During seven years of investigative journeys in Indonesia, Brazil and East Africa, he was shot at, beaten up by military police, shipwrecked and stung into a poisoned coma by hornets. He came back to work in Britain after being pronounced clinically dead in Lodwar General Hospital in north-western Kenya, having contracted cerebral malaria.

In Britain, he joined the roads protest movement. He was hospitalised by security guards, who drove a metal spike through his foot, smashing the middle bone. He helped to found The Land is Ours, which has occupied land all over the country, including 13 acres of prime real estate in Wandsworth belonging to the Guinness corporation and destined for a giant superstore. The protesters beat Guinness in court, built an eco-village and held onto the land for six months.
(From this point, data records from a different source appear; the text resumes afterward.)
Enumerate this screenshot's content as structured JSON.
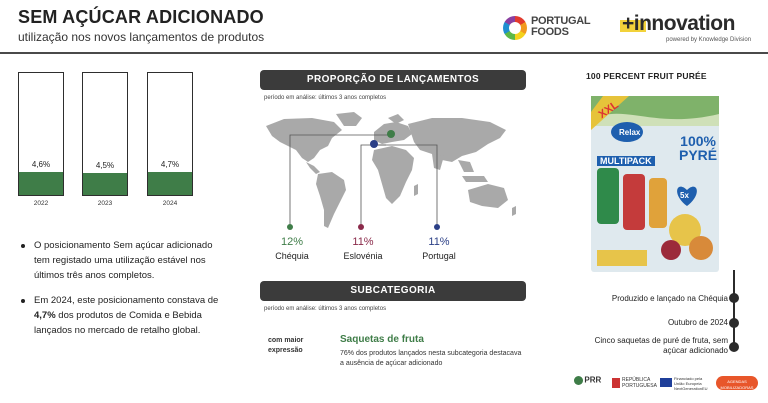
{
  "header": {
    "title": "SEM AÇÚCAR ADICIONADO",
    "subtitle": "utilização nos novos lançamentos de produtos"
  },
  "logos": {
    "portugal_foods_line1": "PORTUGAL",
    "portugal_foods_line2": "FOODS",
    "innovation": "+innovation",
    "innovation_sub": "powered by Knowledge Division"
  },
  "chart_data": {
    "type": "bar",
    "categories": [
      "2022",
      "2023",
      "2024"
    ],
    "values": [
      4.6,
      4.5,
      4.7
    ],
    "value_labels": [
      "4,6%",
      "4,5%",
      "4,7%"
    ]
  },
  "bullets": {
    "b1": "O posicionamento Sem açúcar adicionado tem registado uma utilização estável nos últimos três anos completos.",
    "b2_pre": "Em 2024, este posicionamento constava de ",
    "b2_bold": "4,7%",
    "b2_post": " dos produtos de Comida e Bebida lançados no mercado de retalho global."
  },
  "launches": {
    "title": "PROPORÇÃO DE LANÇAMENTOS",
    "period": "período em análise: últimos 3 anos completos",
    "countries": [
      {
        "pct": "12%",
        "name": "Chéquia",
        "color": "#3f7d48"
      },
      {
        "pct": "11%",
        "name": "Eslovénia",
        "color": "#8a2a4a"
      },
      {
        "pct": "11%",
        "name": "Portugal",
        "color": "#2b3f86"
      }
    ]
  },
  "subcategory": {
    "title": "SUBCATEGORIA",
    "period": "período em análise: últimos 3 anos completos",
    "label": "com maior expressão",
    "name": "Saquetas de fruta",
    "text": "76% dos produtos lançados nesta subcategoria destacava a ausência de açúcar adicionado"
  },
  "product": {
    "title": "100 PERCENT FRUIT PURÉE",
    "pack_brand": "Relax",
    "pack_line1": "100%",
    "pack_line2": "PYRÉ",
    "pack_multi": "MULTIPACK",
    "pack_xxl": "XXL",
    "pack_count": "5x",
    "timeline": [
      "Produzido e lançado na Chéquia",
      "Outubro de 2024",
      "Cinco saquetas de puré de fruta, sem açúcar adicionado"
    ]
  },
  "footer": {
    "prr": "PRR",
    "republica": "REPÚBLICA PORTUGUESA",
    "eu": "Financiado pela União Europeia NextGenerationEU",
    "agenda": "AGENDAS MOBILIZADORAS"
  },
  "colors": {
    "bar_green": "#3f7d48",
    "pill_dark": "#3b3b3b",
    "map_gray": "#a9a9a9"
  }
}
He has held visiting fellowships or professorships at the universities of Oxford (environmental policy), Bristol (philosophy), Keele (politics) and East London (environmental science). He is currently visiting professor of planning at Oxford Brookes University. In 1995 Nelson Mandela presented him with a United Nations Global 500 Award for outstanding environmental achievement. He has also won the Lloyds National Screenwriting Prize for his screenplay The Norwegian, a Sony Award for radio production, the Sir Peter Kent Award and the OneWorld National Press Award.

In summer 2007 he was awarded an honorary doctorate by the University of Essex and an honorary fellowship by Cardiff University.